Это не моё здесь и сейчас. Мы соприкоснулись случайно. И подарили друг другу кто умиротворения, а кто защиту.
Когда последний штрих застыл отлившейся в синей краске волной, я почувствовала за спиной присутствие Сае. И удивилась, поняв, что он стоял там давно, смотрел, как я работаю, а я и не поняла ничего. Не поняла, что не одна.
– Очень красиво, – сказал Сае в ответ на мой взгляд. – Вы – талант, Дес.
Болезнь зажгла на его матовом лице багровые пятна. Кажется, моего гостя лихорадило снова.
– Разве вам можно вставать? – усомнилась я.
– Мне уже лучше.
– Не вижу.
– Мне правда лучше, – мягко, но настойчиво повторил он.
– Вам просто неуютно в комнате, одному, – заявила я. – Но вы ещё болеете, и лучше бы вам всё-таки прилечь. А ещё лучше поужинать.
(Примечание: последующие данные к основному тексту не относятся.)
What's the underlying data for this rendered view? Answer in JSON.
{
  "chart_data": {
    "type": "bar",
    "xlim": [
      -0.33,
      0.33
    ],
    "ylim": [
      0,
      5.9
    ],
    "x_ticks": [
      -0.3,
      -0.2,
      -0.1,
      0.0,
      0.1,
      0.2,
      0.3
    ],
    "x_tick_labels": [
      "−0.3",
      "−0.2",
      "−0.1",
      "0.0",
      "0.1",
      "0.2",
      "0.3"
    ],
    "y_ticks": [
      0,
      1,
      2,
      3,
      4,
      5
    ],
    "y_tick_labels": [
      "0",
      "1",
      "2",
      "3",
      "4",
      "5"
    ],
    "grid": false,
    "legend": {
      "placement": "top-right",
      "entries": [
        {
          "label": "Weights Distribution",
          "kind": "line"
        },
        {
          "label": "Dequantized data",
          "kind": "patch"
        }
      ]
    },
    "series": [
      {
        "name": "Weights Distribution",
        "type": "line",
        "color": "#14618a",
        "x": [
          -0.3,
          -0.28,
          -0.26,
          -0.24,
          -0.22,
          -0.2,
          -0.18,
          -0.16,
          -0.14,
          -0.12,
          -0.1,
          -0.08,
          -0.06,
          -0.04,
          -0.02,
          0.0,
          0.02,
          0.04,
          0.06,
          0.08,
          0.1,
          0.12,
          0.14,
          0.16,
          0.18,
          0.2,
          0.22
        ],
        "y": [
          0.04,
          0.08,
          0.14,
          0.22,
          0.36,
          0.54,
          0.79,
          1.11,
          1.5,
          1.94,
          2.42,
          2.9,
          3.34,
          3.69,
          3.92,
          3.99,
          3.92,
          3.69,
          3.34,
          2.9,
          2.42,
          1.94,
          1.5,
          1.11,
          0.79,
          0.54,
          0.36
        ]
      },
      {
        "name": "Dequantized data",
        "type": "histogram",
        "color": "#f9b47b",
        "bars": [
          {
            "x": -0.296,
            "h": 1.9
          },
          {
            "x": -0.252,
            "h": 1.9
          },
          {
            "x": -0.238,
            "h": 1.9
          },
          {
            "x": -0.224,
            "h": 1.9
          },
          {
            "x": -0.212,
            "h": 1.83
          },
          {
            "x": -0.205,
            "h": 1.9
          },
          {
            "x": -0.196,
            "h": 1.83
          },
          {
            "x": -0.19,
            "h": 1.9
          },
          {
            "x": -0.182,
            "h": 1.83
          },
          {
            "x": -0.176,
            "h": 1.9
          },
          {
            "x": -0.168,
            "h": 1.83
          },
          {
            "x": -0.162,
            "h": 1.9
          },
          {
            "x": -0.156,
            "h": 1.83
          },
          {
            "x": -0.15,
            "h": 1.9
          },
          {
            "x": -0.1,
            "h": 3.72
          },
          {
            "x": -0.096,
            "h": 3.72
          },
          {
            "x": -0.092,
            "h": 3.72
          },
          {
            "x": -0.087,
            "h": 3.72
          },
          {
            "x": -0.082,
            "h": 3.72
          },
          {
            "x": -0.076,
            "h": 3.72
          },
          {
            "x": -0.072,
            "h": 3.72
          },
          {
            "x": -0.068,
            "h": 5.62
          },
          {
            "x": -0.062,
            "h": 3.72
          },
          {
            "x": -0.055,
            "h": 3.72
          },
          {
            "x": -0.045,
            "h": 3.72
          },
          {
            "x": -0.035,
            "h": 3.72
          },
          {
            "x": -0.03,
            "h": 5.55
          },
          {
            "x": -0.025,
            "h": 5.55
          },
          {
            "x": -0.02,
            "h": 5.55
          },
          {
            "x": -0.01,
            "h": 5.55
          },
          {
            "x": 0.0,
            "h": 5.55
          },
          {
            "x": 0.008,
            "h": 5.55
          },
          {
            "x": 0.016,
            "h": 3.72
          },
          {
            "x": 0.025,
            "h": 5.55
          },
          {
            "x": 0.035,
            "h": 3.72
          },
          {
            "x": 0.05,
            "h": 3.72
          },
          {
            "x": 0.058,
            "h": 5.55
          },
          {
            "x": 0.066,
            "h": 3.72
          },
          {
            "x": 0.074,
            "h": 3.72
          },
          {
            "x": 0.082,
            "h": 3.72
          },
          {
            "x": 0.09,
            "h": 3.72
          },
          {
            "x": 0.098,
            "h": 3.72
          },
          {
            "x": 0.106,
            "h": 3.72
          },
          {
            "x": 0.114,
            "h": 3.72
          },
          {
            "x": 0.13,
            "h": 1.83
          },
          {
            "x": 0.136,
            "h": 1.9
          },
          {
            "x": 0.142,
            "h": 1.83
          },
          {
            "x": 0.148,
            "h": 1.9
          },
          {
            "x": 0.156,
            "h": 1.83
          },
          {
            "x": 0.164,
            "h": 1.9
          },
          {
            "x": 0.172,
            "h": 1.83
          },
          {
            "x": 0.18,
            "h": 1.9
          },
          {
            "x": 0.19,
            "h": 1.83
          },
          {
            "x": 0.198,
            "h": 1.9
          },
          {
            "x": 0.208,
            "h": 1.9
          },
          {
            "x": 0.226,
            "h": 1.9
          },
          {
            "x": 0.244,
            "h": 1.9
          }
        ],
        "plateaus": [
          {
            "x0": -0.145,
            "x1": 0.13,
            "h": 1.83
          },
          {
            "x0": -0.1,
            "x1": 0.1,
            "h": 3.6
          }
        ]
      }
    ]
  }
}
У вас есть какие-то пищевые предпочтения? Или противопоказания.
– Я не хочу доставлять вам неудобства, Дес.
Я лишь рассмеялась:
– Ну, что вы, Сае. Готовить будет кухня, нам надо только тщательно внести в программируемый блок все пожелания. С учётом оставленных доктором Дженкинсом рекомендаций, конечно же. Пойдёмте вниз… вы сможете?
– Смогу, – с достоинством сказал он.
И действительно спустился по лестнице строго самостоятельно, хотя я видела, как его шатает от слабости.
Варигрипп – противная донельзя болезнь. Даже в лёгкой форме она выбивает надолго: слабость, ломота в теле, в ушах звенит. Я подумала, что Сае – невысокий и хрупкий, как все летающие существа, и если он сейчас свалится, я его, пожалуй, смогу поднять и отнести на ближайший диванчик. Но, конечно, лучше будет, если он дойдёт сам. Незачем травмировать и без того раненую гордость звёздного гостя.
Как же он оказался у нас?
Если до пространства, в котором живут его сородичи, так далеко...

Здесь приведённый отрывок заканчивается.